Some existing IOLs are "multifocus" in the sense that they
give you one fixed focus distance for one part of your
field of view, and another fixed focus distance in another
part of your field of view. For both types, the fixed
focus distance does not change as you look around, and you
cannot "will" the focus distance to change. Most people
choose an IOL with a single focus distance. From what I've
read some people who get "multifocus" IOLs are not very
happy with them. True adaptive-focus IOLs which work like
the lens you were born with may be available in the
future, but they are probably years away.

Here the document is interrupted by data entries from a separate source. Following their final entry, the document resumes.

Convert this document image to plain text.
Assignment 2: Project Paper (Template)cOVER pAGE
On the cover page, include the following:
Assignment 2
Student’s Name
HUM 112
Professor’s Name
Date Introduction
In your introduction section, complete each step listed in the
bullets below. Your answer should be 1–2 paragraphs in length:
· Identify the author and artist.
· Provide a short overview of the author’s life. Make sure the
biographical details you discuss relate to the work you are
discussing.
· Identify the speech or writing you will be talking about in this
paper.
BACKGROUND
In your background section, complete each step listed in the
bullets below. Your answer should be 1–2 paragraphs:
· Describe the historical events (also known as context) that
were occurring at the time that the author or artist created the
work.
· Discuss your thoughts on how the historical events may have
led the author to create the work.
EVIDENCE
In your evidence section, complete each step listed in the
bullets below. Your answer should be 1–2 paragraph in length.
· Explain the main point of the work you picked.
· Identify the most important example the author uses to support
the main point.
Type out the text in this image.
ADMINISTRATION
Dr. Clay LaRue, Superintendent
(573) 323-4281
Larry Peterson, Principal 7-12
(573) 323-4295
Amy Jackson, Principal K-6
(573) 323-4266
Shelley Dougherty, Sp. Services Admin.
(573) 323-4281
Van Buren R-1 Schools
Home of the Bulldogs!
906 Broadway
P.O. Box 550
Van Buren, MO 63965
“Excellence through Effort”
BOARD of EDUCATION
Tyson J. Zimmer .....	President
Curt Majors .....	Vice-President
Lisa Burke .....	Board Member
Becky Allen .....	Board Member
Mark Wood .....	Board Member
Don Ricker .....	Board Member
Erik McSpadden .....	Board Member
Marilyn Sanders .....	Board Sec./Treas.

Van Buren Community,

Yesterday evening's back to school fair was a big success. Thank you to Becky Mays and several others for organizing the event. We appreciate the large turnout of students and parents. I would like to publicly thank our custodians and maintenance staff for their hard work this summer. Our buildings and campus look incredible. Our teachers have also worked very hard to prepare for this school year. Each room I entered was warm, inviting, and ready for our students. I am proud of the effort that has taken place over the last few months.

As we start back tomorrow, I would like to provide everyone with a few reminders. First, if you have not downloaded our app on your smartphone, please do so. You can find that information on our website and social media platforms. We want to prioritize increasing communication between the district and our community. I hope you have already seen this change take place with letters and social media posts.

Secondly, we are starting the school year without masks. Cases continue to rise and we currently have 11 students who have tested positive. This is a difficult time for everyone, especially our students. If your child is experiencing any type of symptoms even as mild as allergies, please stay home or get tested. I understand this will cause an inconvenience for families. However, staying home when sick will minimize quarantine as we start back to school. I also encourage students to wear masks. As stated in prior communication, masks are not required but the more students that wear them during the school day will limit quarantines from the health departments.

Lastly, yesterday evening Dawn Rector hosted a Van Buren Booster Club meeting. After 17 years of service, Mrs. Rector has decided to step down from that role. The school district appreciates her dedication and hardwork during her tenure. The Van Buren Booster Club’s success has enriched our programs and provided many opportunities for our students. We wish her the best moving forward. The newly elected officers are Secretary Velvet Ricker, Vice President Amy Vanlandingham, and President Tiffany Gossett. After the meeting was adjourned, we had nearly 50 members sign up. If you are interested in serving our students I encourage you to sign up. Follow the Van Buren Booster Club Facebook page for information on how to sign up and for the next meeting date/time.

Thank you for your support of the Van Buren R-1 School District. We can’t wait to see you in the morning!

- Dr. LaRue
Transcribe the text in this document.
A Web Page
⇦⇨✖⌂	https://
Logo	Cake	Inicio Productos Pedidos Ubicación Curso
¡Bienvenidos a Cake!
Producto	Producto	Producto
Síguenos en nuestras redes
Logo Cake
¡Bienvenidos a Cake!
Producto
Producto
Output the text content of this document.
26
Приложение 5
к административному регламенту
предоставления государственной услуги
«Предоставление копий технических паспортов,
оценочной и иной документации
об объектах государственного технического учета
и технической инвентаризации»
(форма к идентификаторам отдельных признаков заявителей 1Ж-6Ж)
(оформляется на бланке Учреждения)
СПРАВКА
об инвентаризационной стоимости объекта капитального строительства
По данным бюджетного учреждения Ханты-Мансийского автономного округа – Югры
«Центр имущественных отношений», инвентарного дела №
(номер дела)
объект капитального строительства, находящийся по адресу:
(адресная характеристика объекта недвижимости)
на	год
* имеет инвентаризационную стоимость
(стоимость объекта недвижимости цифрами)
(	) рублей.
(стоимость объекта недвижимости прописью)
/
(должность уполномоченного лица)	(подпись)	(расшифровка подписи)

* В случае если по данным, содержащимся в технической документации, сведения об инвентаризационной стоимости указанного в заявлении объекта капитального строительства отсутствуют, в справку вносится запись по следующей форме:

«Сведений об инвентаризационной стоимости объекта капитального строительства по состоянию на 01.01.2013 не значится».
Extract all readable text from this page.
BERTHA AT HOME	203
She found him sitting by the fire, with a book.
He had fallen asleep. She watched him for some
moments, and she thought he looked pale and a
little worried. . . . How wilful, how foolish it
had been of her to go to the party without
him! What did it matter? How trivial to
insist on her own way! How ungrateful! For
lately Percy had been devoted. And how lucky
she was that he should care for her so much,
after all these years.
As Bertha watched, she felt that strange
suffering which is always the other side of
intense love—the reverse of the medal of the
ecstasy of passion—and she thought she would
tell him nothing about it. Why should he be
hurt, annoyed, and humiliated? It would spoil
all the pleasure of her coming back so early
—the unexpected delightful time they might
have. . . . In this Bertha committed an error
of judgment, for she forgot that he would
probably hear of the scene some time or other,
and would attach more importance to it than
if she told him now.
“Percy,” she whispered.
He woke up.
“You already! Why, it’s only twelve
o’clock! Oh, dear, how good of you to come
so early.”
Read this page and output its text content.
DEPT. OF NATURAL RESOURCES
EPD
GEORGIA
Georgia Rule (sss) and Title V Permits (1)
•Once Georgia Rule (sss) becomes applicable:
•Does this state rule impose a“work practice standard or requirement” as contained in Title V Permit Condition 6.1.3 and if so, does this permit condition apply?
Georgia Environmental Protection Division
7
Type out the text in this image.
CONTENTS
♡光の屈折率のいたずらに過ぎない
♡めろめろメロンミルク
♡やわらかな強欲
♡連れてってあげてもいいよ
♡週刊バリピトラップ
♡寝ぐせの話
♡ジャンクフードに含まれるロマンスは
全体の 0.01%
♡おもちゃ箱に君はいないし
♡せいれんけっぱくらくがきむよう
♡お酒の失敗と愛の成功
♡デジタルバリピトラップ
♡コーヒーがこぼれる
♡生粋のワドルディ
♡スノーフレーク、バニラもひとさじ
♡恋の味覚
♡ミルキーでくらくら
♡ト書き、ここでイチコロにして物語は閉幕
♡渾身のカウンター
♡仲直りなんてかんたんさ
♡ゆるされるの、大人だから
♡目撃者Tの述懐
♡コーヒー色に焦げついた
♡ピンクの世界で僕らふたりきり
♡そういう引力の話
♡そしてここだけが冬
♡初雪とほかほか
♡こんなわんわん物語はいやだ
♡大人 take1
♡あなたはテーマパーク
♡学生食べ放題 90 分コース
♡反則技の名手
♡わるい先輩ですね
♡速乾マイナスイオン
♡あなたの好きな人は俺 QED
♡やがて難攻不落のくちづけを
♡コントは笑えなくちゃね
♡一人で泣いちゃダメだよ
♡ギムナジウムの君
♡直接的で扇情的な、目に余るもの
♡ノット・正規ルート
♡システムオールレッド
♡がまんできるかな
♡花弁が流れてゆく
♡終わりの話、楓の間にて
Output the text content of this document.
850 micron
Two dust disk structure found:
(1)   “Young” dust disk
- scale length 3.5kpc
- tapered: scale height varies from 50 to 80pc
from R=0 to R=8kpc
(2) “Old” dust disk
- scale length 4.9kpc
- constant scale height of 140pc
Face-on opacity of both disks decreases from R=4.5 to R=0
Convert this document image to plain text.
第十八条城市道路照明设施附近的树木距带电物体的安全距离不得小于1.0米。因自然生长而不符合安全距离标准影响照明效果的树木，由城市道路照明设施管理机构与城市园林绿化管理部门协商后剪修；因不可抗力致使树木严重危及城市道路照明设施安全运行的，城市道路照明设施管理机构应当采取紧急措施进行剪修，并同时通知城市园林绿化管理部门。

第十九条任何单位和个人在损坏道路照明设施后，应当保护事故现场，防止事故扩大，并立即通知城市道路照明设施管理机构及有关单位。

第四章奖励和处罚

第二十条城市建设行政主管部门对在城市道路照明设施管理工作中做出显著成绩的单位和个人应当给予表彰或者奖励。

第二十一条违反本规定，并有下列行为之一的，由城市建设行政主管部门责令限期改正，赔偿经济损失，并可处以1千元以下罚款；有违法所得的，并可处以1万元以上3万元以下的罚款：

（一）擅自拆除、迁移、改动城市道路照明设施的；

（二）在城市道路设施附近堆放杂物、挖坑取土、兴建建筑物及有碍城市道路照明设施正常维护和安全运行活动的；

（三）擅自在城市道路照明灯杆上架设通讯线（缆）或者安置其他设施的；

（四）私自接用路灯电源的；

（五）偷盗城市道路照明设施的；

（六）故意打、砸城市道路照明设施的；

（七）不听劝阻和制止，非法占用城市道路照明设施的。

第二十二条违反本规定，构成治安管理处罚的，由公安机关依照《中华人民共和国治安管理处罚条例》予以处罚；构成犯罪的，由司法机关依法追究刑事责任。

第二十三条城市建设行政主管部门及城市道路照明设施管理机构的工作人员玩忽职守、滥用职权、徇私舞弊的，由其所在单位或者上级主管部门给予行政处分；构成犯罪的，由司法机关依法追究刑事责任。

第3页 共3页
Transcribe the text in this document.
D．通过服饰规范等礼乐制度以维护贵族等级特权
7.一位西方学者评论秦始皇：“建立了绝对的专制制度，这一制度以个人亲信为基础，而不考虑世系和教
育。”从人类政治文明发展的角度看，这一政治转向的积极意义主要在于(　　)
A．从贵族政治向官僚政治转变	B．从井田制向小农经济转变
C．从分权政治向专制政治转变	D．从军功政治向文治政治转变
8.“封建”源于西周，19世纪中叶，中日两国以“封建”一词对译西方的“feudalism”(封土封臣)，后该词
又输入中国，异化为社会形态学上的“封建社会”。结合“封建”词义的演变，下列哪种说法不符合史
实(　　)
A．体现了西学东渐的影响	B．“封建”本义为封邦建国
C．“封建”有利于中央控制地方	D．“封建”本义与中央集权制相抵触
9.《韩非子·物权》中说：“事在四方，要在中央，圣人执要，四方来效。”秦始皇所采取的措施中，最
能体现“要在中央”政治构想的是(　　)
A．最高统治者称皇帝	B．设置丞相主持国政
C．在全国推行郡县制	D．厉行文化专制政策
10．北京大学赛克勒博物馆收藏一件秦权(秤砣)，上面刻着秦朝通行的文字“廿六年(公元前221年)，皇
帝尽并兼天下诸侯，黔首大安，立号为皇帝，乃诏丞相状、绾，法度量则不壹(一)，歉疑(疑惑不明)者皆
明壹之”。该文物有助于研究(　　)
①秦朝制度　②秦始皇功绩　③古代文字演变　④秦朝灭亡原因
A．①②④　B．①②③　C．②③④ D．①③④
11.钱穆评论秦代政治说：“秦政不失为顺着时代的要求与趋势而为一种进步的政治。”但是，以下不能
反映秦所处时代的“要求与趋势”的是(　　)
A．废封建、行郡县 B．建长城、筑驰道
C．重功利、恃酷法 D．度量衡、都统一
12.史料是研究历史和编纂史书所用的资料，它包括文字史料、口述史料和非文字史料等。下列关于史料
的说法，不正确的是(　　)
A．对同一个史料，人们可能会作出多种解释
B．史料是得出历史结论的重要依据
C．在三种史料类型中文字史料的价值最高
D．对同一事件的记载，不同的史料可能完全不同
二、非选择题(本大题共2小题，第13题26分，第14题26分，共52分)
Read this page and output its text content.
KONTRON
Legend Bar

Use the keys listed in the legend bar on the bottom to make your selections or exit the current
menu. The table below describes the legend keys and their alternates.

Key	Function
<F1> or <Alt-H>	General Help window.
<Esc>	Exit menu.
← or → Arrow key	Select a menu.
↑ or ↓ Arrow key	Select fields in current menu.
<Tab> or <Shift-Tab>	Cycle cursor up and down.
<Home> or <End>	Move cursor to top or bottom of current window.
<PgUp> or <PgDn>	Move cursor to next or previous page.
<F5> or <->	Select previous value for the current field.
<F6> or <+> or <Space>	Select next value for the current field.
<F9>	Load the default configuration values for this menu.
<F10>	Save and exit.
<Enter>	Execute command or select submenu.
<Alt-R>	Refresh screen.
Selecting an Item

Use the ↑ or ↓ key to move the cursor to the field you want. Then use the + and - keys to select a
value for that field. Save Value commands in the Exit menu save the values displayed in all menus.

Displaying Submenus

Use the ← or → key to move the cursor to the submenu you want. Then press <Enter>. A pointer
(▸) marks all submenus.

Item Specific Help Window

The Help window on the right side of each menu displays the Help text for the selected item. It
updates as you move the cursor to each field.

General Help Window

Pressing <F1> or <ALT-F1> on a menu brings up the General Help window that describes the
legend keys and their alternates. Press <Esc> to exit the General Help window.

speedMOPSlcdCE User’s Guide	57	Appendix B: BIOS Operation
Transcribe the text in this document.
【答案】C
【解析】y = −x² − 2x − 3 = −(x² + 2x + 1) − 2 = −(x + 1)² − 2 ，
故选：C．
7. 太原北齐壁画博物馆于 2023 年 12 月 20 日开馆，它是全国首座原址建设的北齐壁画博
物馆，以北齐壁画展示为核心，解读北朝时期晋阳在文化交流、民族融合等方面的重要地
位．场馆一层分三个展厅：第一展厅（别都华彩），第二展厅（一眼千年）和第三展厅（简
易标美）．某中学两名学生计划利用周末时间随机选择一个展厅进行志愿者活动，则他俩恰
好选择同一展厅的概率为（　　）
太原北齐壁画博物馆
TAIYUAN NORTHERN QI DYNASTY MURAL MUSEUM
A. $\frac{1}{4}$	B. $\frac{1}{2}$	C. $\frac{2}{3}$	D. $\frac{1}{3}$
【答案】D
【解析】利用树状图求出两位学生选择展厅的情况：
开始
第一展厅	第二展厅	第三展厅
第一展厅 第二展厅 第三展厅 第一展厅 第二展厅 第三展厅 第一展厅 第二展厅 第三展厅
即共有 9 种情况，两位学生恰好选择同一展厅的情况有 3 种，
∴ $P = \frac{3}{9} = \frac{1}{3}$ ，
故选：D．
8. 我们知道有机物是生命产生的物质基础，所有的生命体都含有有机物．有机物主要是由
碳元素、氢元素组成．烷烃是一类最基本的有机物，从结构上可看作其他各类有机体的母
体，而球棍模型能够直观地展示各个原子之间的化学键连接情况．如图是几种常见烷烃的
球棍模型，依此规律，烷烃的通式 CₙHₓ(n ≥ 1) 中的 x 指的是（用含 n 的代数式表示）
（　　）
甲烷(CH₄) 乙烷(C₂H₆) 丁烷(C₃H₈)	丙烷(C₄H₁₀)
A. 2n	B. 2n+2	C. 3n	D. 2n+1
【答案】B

Some surgeons will assume that your "dominant" eye should
be fixed at "infinity" (more than about 6 feet) and that
your "non-dominant" eye should be fixed at reading
distance (about 18 inches). If you have been very
nearsighted or farsighted all of our life that may not be
the best choice, especially if you get an IOL in only one
eye at a time or if you do not have one strongly dominant
eye. If possible work with an optometrist to simulate the
effect of a particular choice of focal distance (or
distances, one for each eye) before surgery. This can
often be done with disposable soft contacts, which are
very comfortable. You may find that you don't like or
can't tolerate the first choice of focus distance. Or, you
may find that you can't tolerate having different focus
distances in each eye, because this causes the image sizes
in each eye to differ. (When I had only one IOL I found
that I could not tolerate any image size difference, but
that was easily corrected by using a contact lens in the
non-IOL eye. When I got the IOL in my other eye it was
targetted for the same focus distance as my first IOL to
give the same image size and focus distance, and so
obviate the need for the contact lens.)

Because of unavoidable uncertainties in measuring eyes, it
is hard to predict the exact actual focus distance that
will result from an IOL. If the intended focus distance is
roughly reading distance (anything from one to three
feet), that uncertainty will cause at most a few inches
shift away from the desired focus distance. You will be
slightly nearsighted, but you will be in focus at some
particular distance in that range without glasses (unless
you need glasses anyway to correct astigmatism). If,
however, the intended focus distance is infinity
("emmetropia") the uncertainty amounts to about plus-or-
minus three feet. That leaves about one chance in two that
you will be made farsighted, and in that case you will
always need glasses to see clearly at *any* distance.